Munger's Final "Monologue"

In October 2023, this investment giant handed in his final list of US stock holdings.

Munger's portfolio is "simple and clear," without the common "top ten holdings." In the latest disclosed document, the "old man" only holds four stocks, and his investment essence is hidden among them.

Since 1977, Munger has served as the chairman of a daily publication's board of directors. After stepping down in March 2022, he continued to serve as a director and focused on the company's investment affairs.

As of the end of September 2023, the market value of the company's US stock holdings was $158 million, equivalent to RMB 1.153 billion, with only four stocks "holding the fort."

Specifically, they include Alibaba, Bank of America, Citigroup, and Wells Fargo.

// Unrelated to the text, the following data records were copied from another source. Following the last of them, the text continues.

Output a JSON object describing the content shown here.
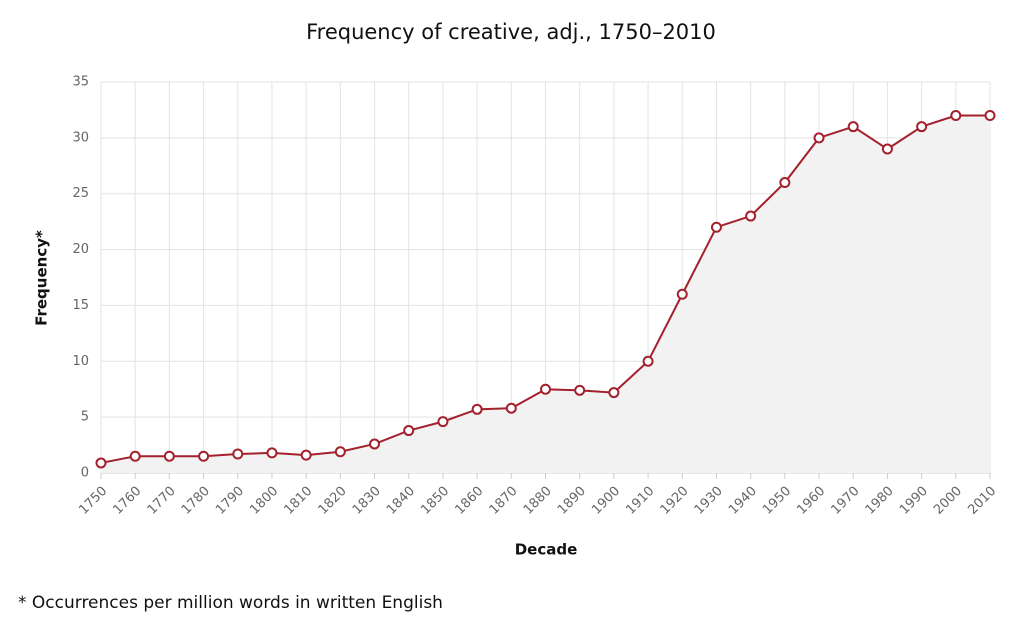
{
  "chart_data": {
    "type": "area-line",
    "title": "Frequency of creative, adj., 1750–2010",
    "x_label": "Decade",
    "y_label": "Frequency*",
    "footnote": "* Occurrences per million words in written English",
    "x": [
      1750,
      1760,
      1770,
      1780,
      1790,
      1800,
      1810,
      1820,
      1830,
      1840,
      1850,
      1860,
      1870,
      1880,
      1890,
      1900,
      1910,
      1920,
      1930,
      1940,
      1950,
      1960,
      1970,
      1980,
      1990,
      2000,
      2010
    ],
    "values": [
      0.9,
      1.5,
      1.5,
      1.5,
      1.7,
      1.8,
      1.6,
      1.9,
      2.6,
      3.8,
      4.6,
      5.7,
      5.8,
      7.5,
      7.4,
      7.2,
      10,
      16,
      22,
      23,
      26,
      30,
      31,
      29,
      31,
      32,
      32
    ],
    "color": "#a3202d",
    "area_color": "#f2f2f2",
    "xlim": [
      1750,
      2010
    ],
    "xticks": [
      1750,
      1760,
      1770,
      1780,
      1790,
      1800,
      1810,
      1820,
      1830,
      1840,
      1850,
      1860,
      1870,
      1880,
      1890,
      1900,
      1910,
      1920,
      1930,
      1940,
      1950,
      1960,
      1970,
      1980,
      1990,
      2000,
      2010
    ],
    "ylim": [
      0,
      35
    ],
    "yticks": [
      0,
      5,
      10,
      15,
      20,
      25,
      30,
      35
    ],
    "grid": true
  }
}
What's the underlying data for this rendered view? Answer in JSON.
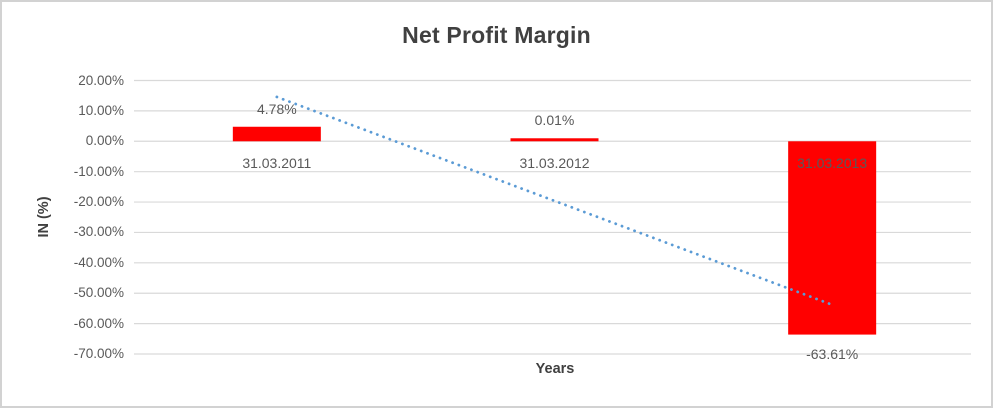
{
  "chart": {
    "title": "Net Profit Margin",
    "x_axis_label": "Years",
    "y_axis_label": "IN (%)"
  },
  "chart_data": {
    "type": "bar",
    "title": "Net Profit Margin",
    "xlabel": "Years",
    "ylabel": "IN (%)",
    "categories": [
      "31.03.2011",
      "31.03.2012",
      "31.03.2013"
    ],
    "values": [
      4.78,
      0.01,
      -63.61
    ],
    "data_labels": [
      "4.78%",
      "0.01%",
      "-63.61%"
    ],
    "y_ticks": [
      {
        "value": 20,
        "label": "20.00%"
      },
      {
        "value": 10,
        "label": "10.00%"
      },
      {
        "value": 0,
        "label": "0.00%"
      },
      {
        "value": -10,
        "label": "-10.00%"
      },
      {
        "value": -20,
        "label": "-20.00%"
      },
      {
        "value": -30,
        "label": "-30.00%"
      },
      {
        "value": -40,
        "label": "-40.00%"
      },
      {
        "value": -50,
        "label": "-50.00%"
      },
      {
        "value": -60,
        "label": "-60.00%"
      },
      {
        "value": -70,
        "label": "-70.00%"
      }
    ],
    "ylim": [
      -70,
      20
    ],
    "grid": true,
    "legend": false,
    "trendline": {
      "type": "linear",
      "style": "dotted",
      "fitted_endpoints_pct": [
        14.59,
        -53.8
      ]
    },
    "colors": {
      "bar": "#ff0000",
      "trendline": "#5b9bd5",
      "gridline": "#d9d9d9",
      "title_text": "#404040",
      "label_text": "#595959"
    }
  }
}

Although this scale is far from the trillion-dollar level of Berkshire Hathaway, it reflects Munger's "voice."

Munger once revealed at a shareholder meeting that his investment style was deeply influenced by Fisher, an American economist from the early 20th century. He holds a small number of stocks and thoroughly researches the companies he invests in.From this final "monologue," it can be seen that Munger is most fond of investing in "the financial heart" of bank stocks.